Si passa così da un vivere secondo la legge (coscienza sociale) e da un vivere per la legge (coscienza morale) a un vivere oltre la legge (coscienza religiosa). Maritain precisa: “Il limite insormontabile contro il quale urta la filosofia è dovuto al fatto che questa conosce senza dubbio i soggetti, ma li conosce come oggetti, risulta totalmente circoscritta entro la relazione intelligenza-oggetto, mentre la religione si inscrive nella relazione tra soggetto e soggetto”.
È proprio questa relazione religiosa che è mancata al paganesimo: “San Paolo incolpa la sapienza pagana di non avere riconosciuto questa gloria di Dio che pur conosceva. Certo conoscere questa gloria significa già adorarla. Ma sapere che Dio è un Io trascendente, e sovrano, ed entrare, invece, con tutto il proprio bagaglio e la propria esistenza in carne e ossa, nel rapporto vitale in cui la soggettività creata viene messa di fronte a questa soggettività trascendente, attende da essa la propria salvezza, trema e ama, sono due cose ben diverse. Questo secondo atteggiamento riguarda la religione”. La coscienza religiosa non cancella, bensì include la coscienza morale. Infatti “una volta giustificato, l’uomo è tenuto più che mai a operare bene, non perché le opere umane siano idonee, da sole, a salvarlo, ma perché le buone opere procedono dalla carità che ha ricevuto in dono”.
Da filosofo precisa che, con le opere, dalla carità “l’uomo, agendo liberamente sotto l’influenza della grazia divina riceve dalla misericordia di Dio la dignità di causa seconda e strumentale nelle vicende della propria salvezza”.

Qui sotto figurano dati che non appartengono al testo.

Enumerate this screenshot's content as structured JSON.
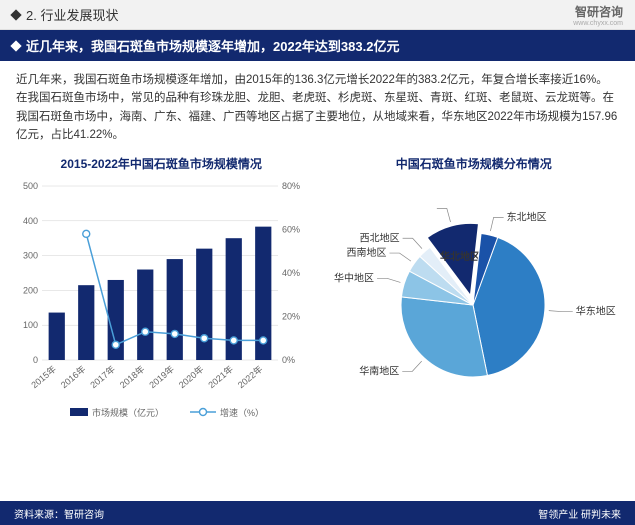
{
  "header": {
    "section_label": "2. 行业发展现状",
    "brand_name": "智研咨询",
    "brand_url": "www.chyxx.com"
  },
  "title_bar": {
    "text": "近几年来，我国石斑鱼市场规模逐年增加，2022年达到383.2亿元"
  },
  "paragraph": "近几年来，我国石斑鱼市场规模逐年增加，由2015年的136.3亿元增长2022年的383.2亿元，年复合增长率接近16%。在我国石斑鱼市场中，常见的品种有珍珠龙胆、龙胆、老虎斑、杉虎斑、东星斑、青斑、红斑、老鼠斑、云龙斑等。在我国石斑鱼市场中，海南、广东、福建、广西等地区占据了主要地位，从地域来看，华东地区2022年市场规模为157.96亿元，占比41.22%。",
  "bar_chart": {
    "title": "2015-2022年中国石斑鱼市场规模情况",
    "type": "combo-bar-line",
    "categories": [
      "2015年",
      "2016年",
      "2017年",
      "2018年",
      "2019年",
      "2020年",
      "2021年",
      "2022年"
    ],
    "bar_values": [
      136.3,
      215,
      230,
      260,
      290,
      320,
      350,
      383.2
    ],
    "line_values": [
      null,
      58,
      7,
      13,
      12,
      10,
      9,
      9
    ],
    "y1_max": 500,
    "y1_step": 100,
    "y2_max": 80,
    "y2_step": 20,
    "y2_suffix": "%",
    "bar_color": "#12296f",
    "line_color": "#4a9fd8",
    "marker_color": "#4a9fd8",
    "marker_inner": "#ffffff",
    "grid_color": "#d0d0d0",
    "legend_bar": "市场规模（亿元）",
    "legend_line": "增速（%）"
  },
  "pie_chart": {
    "title": "中国石斑鱼市场规模分布情况",
    "type": "pie",
    "slices": [
      {
        "label": "华东地区",
        "value": 41.22,
        "color": "#2d7ec5",
        "exploded": false
      },
      {
        "label": "华南地区",
        "value": 30,
        "color": "#5aa6d8",
        "exploded": false
      },
      {
        "label": "华中地区",
        "value": 6,
        "color": "#8cc4e6",
        "exploded": false
      },
      {
        "label": "西南地区",
        "value": 4,
        "color": "#bddcf0",
        "exploded": false
      },
      {
        "label": "西北地区",
        "value": 3,
        "color": "#e3eef8",
        "exploded": false
      },
      {
        "label": "华北地区",
        "value": 12,
        "color": "#12296f",
        "exploded": true
      },
      {
        "label": "东北地区",
        "value": 3.78,
        "color": "#1a52a8",
        "exploded": false
      }
    ]
  },
  "footer": {
    "source": "资料来源：智研咨询",
    "tagline": "智领产业  研判未来"
  }
}
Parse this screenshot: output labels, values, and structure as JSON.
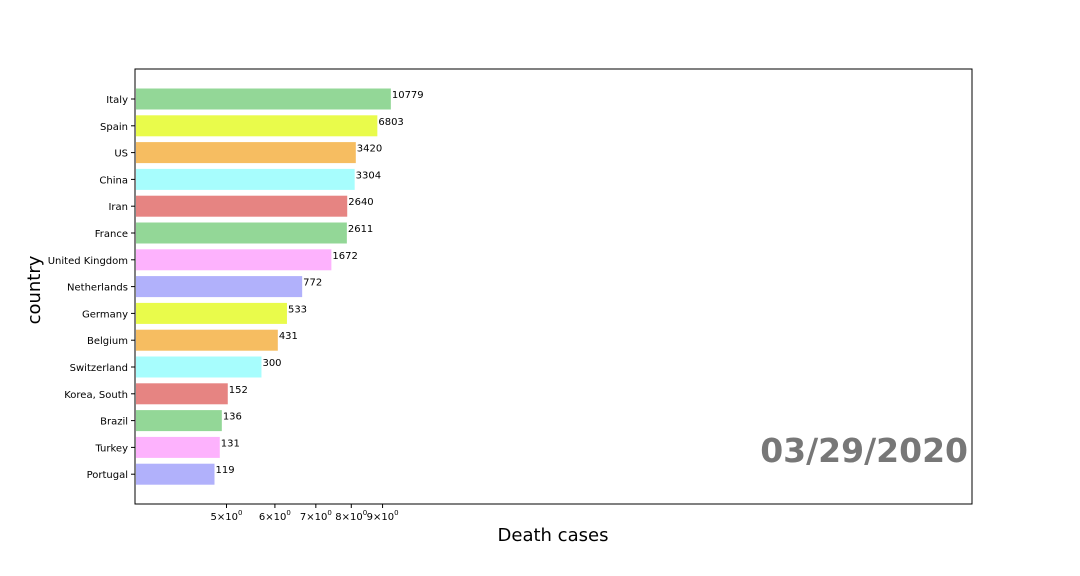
{
  "chart_data": {
    "type": "bar",
    "orientation": "horizontal",
    "xscale": "log",
    "xlabel": "Death cases",
    "ylabel": "country",
    "date_label": "03/29/2020",
    "x_ticks": [
      {
        "base": "5",
        "exp": "0"
      },
      {
        "base": "6",
        "exp": "0"
      },
      {
        "base": "7",
        "exp": "0"
      },
      {
        "base": "8",
        "exp": "0"
      },
      {
        "base": "9",
        "exp": "0"
      }
    ],
    "categories": [
      "Italy",
      "Spain",
      "US",
      "China",
      "Iran",
      "France",
      "United Kingdom",
      "Netherlands",
      "Germany",
      "Belgium",
      "Switzerland",
      "Korea, South",
      "Brazil",
      "Turkey",
      "Portugal"
    ],
    "values": [
      10779,
      6803,
      3420,
      3304,
      2640,
      2611,
      1672,
      772,
      533,
      431,
      300,
      152,
      136,
      131,
      119
    ],
    "colors": [
      "#93d797",
      "#e9fb4b",
      "#f6bd61",
      "#a7fdfd",
      "#e68482",
      "#93d797",
      "#fdb2fd",
      "#b1b1fb",
      "#e9fb4b",
      "#f6bd61",
      "#a7fdfd",
      "#e68482",
      "#93d797",
      "#fdb2fd",
      "#b1b1fb"
    ]
  }
}
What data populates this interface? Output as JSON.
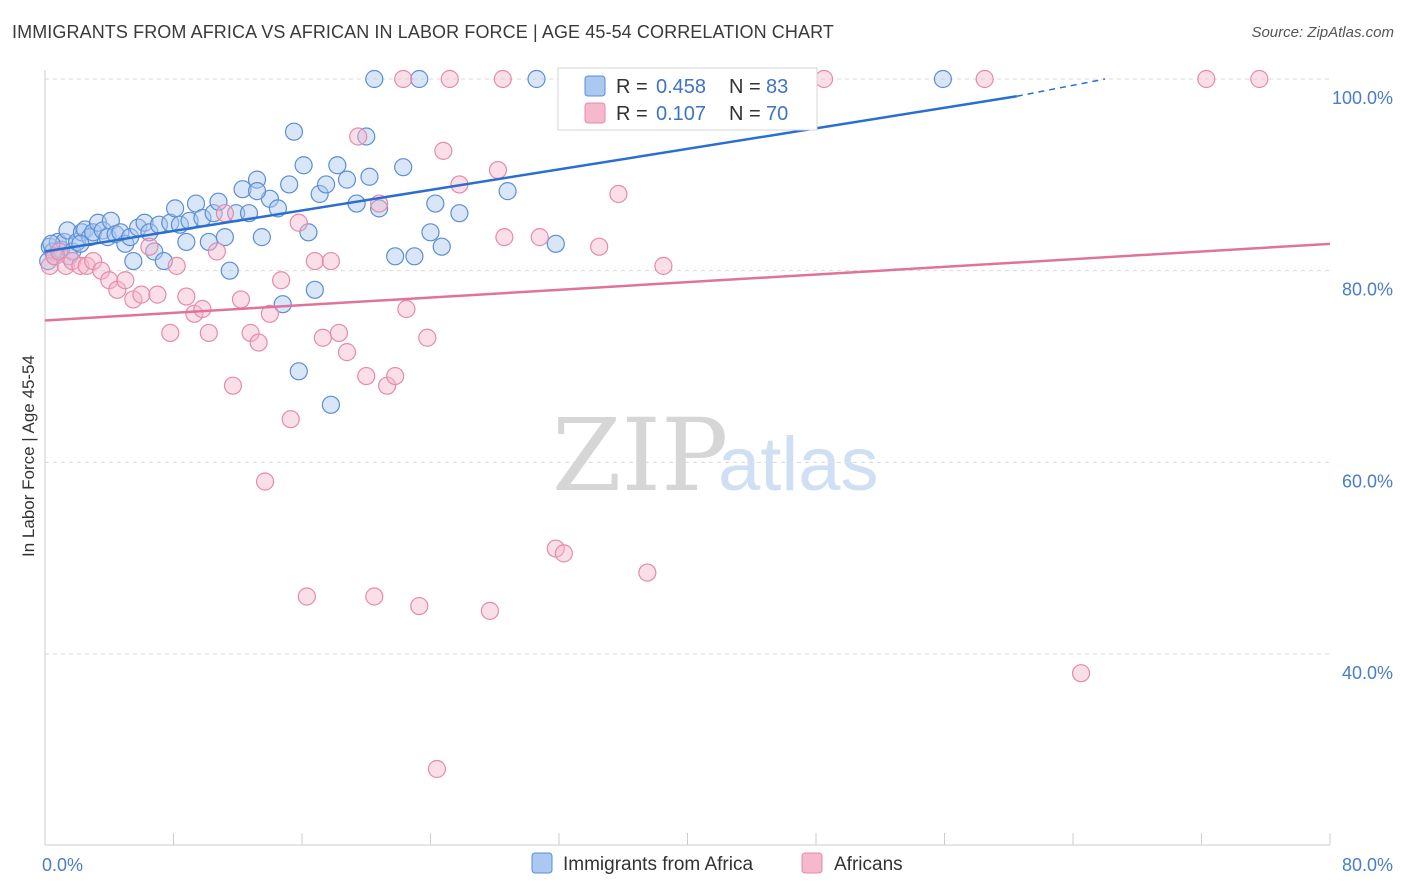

La legge è santa, eppure è foriera di morte, ma il Cristo ci affranca dal regime della legge, perché Dio, che per la libertà dell’uomo permette il male, ripara quel non-essere che l’uomo ha introdotto nella storia. È il dramma della storia dell’uomo, ma non è una tragedia, come intende il pensiero pagano prigioniero della fatalità – basti pensare alle tragedie di Sofocle e all’esistenzialismo di Sartre – perché nel sacrificio di Cristo ha una soluzione positiva per tutti gli uomini, che accettano e partecipano all’Amore riparatore di Dio.
Anche in questo senso la carità è il vertice della vita morale, come dice san Paolo e Maritain commenta: “L’amore è la pienezza della legge. È l’amore che permette realmente e integralmente tutti gli altri comandamenti. La carità è inseparabile dalla fede e dalla speranza, ma delle tre virtù teologali che ci vengono donate dalla grazia della giustificazione gratuita, la più grande, quella che merita la vita eterna, è la carità”.
Anzi la carità è la stessa vita eterna, come ci dice Benedetto XVI nella sua prima enciclica Deus caritas est. Anche le riflessioni ecclesiologiche di Maritain nascono dalla meditazione ”che la Chiesa è una persona, non una moltitudine dotata, in senso analogico, di una personalità morale, ma veramente una persona, e questo è il suo privilegio, essenzialmente soprannaturale e unico”.